# sarmentosa por calentura de varòn



## demony

ciao..sto leggendo ''la casa di Bernarda Alba" in spagnolo..e vorrei sapere come si traduce: ''Poncia(entre dientes): *Sarmentosa por calentura de varòn*!'', ho capito che il senso è negativo ma  non ho capito bene cosa significhi..


----------



## Tomby

> Bernarda opina que una vez casada la mujer debe obedecer al hombre, pero antes de casarse no puede mostrar mucho interés por ellos. A las otras mujeres les irrita que imponga su manera de pensar y, a sus espaldas, la llaman "*¡Sarmentosa por calentura de varón!*" porque no tiene un hombre a su lado aunque lo está deseando.


Vedi questo link: #7 di "Acto Primero".


----------



## Angel.Aura

Tombatossals said:


> Vedi questo link: #7 di "Acto Primero".

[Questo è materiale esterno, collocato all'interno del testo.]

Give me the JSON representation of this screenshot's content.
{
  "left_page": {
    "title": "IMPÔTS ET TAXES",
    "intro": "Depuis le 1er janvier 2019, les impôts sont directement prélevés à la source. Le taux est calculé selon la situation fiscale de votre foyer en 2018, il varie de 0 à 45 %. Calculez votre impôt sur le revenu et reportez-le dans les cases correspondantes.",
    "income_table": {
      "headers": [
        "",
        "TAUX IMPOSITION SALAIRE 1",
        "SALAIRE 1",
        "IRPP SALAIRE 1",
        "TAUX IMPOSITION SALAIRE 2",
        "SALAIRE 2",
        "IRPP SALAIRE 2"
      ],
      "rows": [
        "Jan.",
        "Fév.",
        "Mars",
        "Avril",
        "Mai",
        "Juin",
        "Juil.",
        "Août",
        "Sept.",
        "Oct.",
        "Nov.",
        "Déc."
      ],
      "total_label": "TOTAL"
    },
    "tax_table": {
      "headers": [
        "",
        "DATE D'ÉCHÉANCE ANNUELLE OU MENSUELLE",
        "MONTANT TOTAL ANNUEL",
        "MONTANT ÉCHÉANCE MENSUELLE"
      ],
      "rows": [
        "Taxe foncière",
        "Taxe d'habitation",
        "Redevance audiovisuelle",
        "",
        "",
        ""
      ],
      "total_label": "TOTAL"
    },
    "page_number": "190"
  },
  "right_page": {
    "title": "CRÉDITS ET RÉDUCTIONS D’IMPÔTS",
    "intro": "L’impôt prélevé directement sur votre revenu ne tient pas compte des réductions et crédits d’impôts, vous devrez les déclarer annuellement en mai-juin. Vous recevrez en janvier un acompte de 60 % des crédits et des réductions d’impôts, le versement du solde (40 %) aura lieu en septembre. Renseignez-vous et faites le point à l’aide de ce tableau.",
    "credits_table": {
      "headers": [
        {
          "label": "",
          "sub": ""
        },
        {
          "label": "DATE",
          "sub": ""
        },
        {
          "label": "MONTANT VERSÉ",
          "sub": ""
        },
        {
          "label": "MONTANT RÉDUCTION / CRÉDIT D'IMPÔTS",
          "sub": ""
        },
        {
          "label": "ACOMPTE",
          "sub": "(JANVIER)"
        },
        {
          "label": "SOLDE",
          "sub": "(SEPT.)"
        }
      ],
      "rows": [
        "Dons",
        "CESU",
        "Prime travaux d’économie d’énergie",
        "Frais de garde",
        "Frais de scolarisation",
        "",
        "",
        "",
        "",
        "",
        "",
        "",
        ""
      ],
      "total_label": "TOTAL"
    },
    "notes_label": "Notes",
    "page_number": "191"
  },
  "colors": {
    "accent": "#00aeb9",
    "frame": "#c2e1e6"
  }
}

Sì, il collegamento propone una parafrasi del testo in lingua spagnola:


> A las otras mujeres les irrita que imponga su manera de pensar y, a sus  espaldas , la llaman “¡Sarmentosa por calentura de varón!” porque no  tiene un hombre a su lado aunque lo está deseando.


Però qual è il significato in italiano?
Ammosciata dalla febbre da maschio? Debole e in calore?


----------



## 0scar

Entiendo que significa áspera, no simpática.


----------



## chlapec

Propongo: "scontrosa dalla voglia di maschio" "scontrosa perché vogliosa di maschio"


----------



## Neuromante

Sarmiento:
Vástago de la vid, largo, delgado, flexible y nudoso.


En este contexto (Es decir "Lorca") significa "antipática"

Lo de la falta de hombre es cosa de las demás mujeres, que dicen que su carácter es por ese motivo.  Lorca adoraba usar palabras con el significado _cogido por los pelos_, por eso se usa tanto en los colegios para los comentarios de texto, porque hay que hacer un esfuerzo para saber a qué se refiere.

En este caso, significa sólo que tiene un carácter lleno de nudos y que su físico recuerda a un sarmiento.

Siendo Lorca dudo que haya una palabra para traducirlo al italiano. Ya digo que normalmente se traduce al español, su lenguaje es muy colorido y "del pueblo", aunque el pueblo nunca haya hablado así.


----------



## Tomby

Angel.Aura said:


> Sì, il collegamento propone una parafrasi del testo in lingua spagnola:
> Però qual è il significato in italiano?
> Ammosciata dalla febbre da maschio? Debole e in calore?


In spagnolo attuale, di Spagna, è "_amargada_" però io non so si questa parola si corrispondi "amareggiata" [letteralmente].
Altre parole spagnole sono "_áspera_" o "_antipática_" come ha detto Oscar.
Saluti.
TT.


----------



## demony

si potrebbe tradurre come ''zitella acida''? o è troppo forte come espressione?


----------



## Tomby

demony said:


> Si potrebbe tradurre come ''zitella ácida'' o è troppo forte come espressione?


No existe zitella en español.


----------



## demony

''zitella'' quiere decir ''solterona''..


----------



## Neuromante

No puede traducirse como "zitella", que por otra parte sería más suave como contenido, aunque más brusca como expresión.
No se puede porque el original no hace ninguna alusión a la edad, así que puede referirse perfectamente a una mujer de 25 años, aunque lo dudo.



Tombatossals: No existe en el diccionario de la DRAE, que es otra cosa.


----------



## Tomby

Neuromante said:


> Tombatossals: No existe en el diccionario de la DRAE, que es otra cosa.


No existe en el Diccionario de la RAE porque no es palabra española. Cick.


----------



## Neuromante

Tombatossals said:


> No existe en el Diccionario de la RAE porque no es palabra española. Cick.



Me expliqué mal. Lo que quería hacer ver es que el hecho de que no aparezca en el diccionario no implicaría que no exista, hay miles de ejemplos. 
Pero, por supuesto que que zitella no es una palabra española


----------



## honeyheart

Tombatossals said:


> No existe zitella en español.


Pero recordemos que demony busca una traducción del español al italiano.


----------



## Tomby

honeyheart said:


> Pero recordemos que demony busca una traducción del español al italiano.


¡Cierto! Pero yo entendí lo contrario:


> si potrebbe tradurre come ''zitella acida''? o è troppo forte come espressione?


... y me precipité en la respuesta.


----------